Merkel’s close embrace of China is not without reason. China is Germany’s most important trading partner. In 2020, trade between the two countries was more than 212 billion euros — more than between China and the UK, France, and Italy combined. Germany’s major automakers Volkswagen, Daimler, and BMW generate significant profits in China, and Volkswagen alone accounts for almost 20 percent of China’s passenger vehicle market.

But China’s growing economic might has also begun to worry many in Germany and in Europe, including Merkel. Beijing’s “Made in 2025” strategy aims to replace foreign with Chinese high-tech manufacturing at home and eventually in global markets. The 2016 takeover of German robotics firm Kuka by a Chinese company was a wake-up call for Germany that the country needed to better protect its critical technologies from Chinese investments. In response, Merkel’s government passed robust investment screening measures and has pushed for tougher mechanisms at the EU level.

Despite these balancing moves, Merkel remains squarely in the engagement camp. The Chancellor resisted pressure to ban Huawei from Germany’s 5G network. She also played a leading role in pushing through the EU-China Comprehensive Agreement on Investment (CAI) on the eve of the Biden Presidency as the United States pushes for a more coordinated transatlantic approach toward China.

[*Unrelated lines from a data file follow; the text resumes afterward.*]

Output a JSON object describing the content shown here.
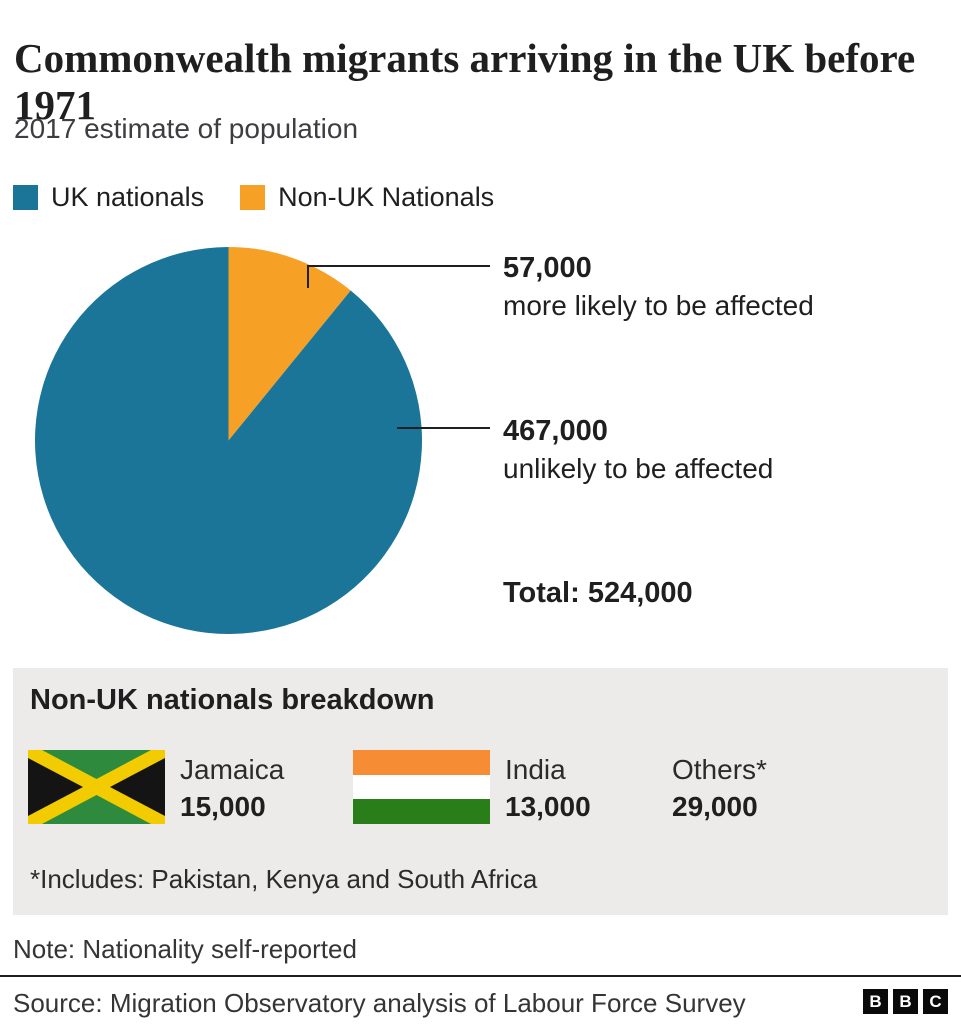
{
  "header": {
    "title": "Commonwealth migrants arriving in the UK before 1971",
    "subtitle": "2017 estimate of population"
  },
  "legend": {
    "items": [
      {
        "label": "UK nationals",
        "color": "#1B7599"
      },
      {
        "label": "Non-UK Nationals",
        "color": "#F6A125"
      }
    ]
  },
  "chart_data": {
    "type": "pie",
    "title": "Commonwealth migrants arriving in the UK before 1971",
    "subtitle": "2017 estimate of population",
    "start_angle_deg": 0,
    "direction": "clockwise",
    "legend_position": "top",
    "total": 524000,
    "segments": [
      {
        "label": "Non-UK Nationals",
        "value": 57000,
        "color": "#F6A125",
        "annotation": "more likely to be affected"
      },
      {
        "label": "UK nationals",
        "value": 467000,
        "color": "#1B7599",
        "annotation": "unlikely to be affected"
      }
    ]
  },
  "callouts": [
    {
      "value_label": "57,000",
      "desc": "more likely to be affected"
    },
    {
      "value_label": "467,000",
      "desc": "unlikely to be affected"
    }
  ],
  "total_label": "Total: 524,000",
  "breakdown": {
    "heading": "Non-UK nationals breakdown",
    "items": [
      {
        "flag": "jamaica-flag",
        "name": "Jamaica",
        "value": "15,000"
      },
      {
        "flag": "india-flag",
        "name": "India",
        "value": "13,000"
      },
      {
        "flag": null,
        "name": "Others*",
        "value": "29,000"
      }
    ],
    "footnote": "*Includes: Pakistan, Kenya and South Africa"
  },
  "note": "Note: Nationality self-reported",
  "source": "Source: Migration Observatory analysis of Labour Force Survey",
  "logo": [
    "B",
    "B",
    "C"
  ],
  "colors": {
    "teal": "#1B7599",
    "orange": "#F6A125",
    "panel_gray": "#ECEBE9",
    "line": "#1f1f1f"
  }
}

Looking ahead, Germany appears ready to move away from Merkel’s more cautious approach. Leading figures in both the SPD and the Green Party have called for a tougher and more values-driven policy agenda. Germany’s BDI industry association has warned China that the human rights situation in Xinjiang could hurt economic ties. Merkel’s tightrope walk of attempting to separate Germany’s economic interests from its values may not be tenable much longer.

The views expressed are those of the author(s) alone. They do not necessarily reflect the views of the American Institute for Contemporary German Studies.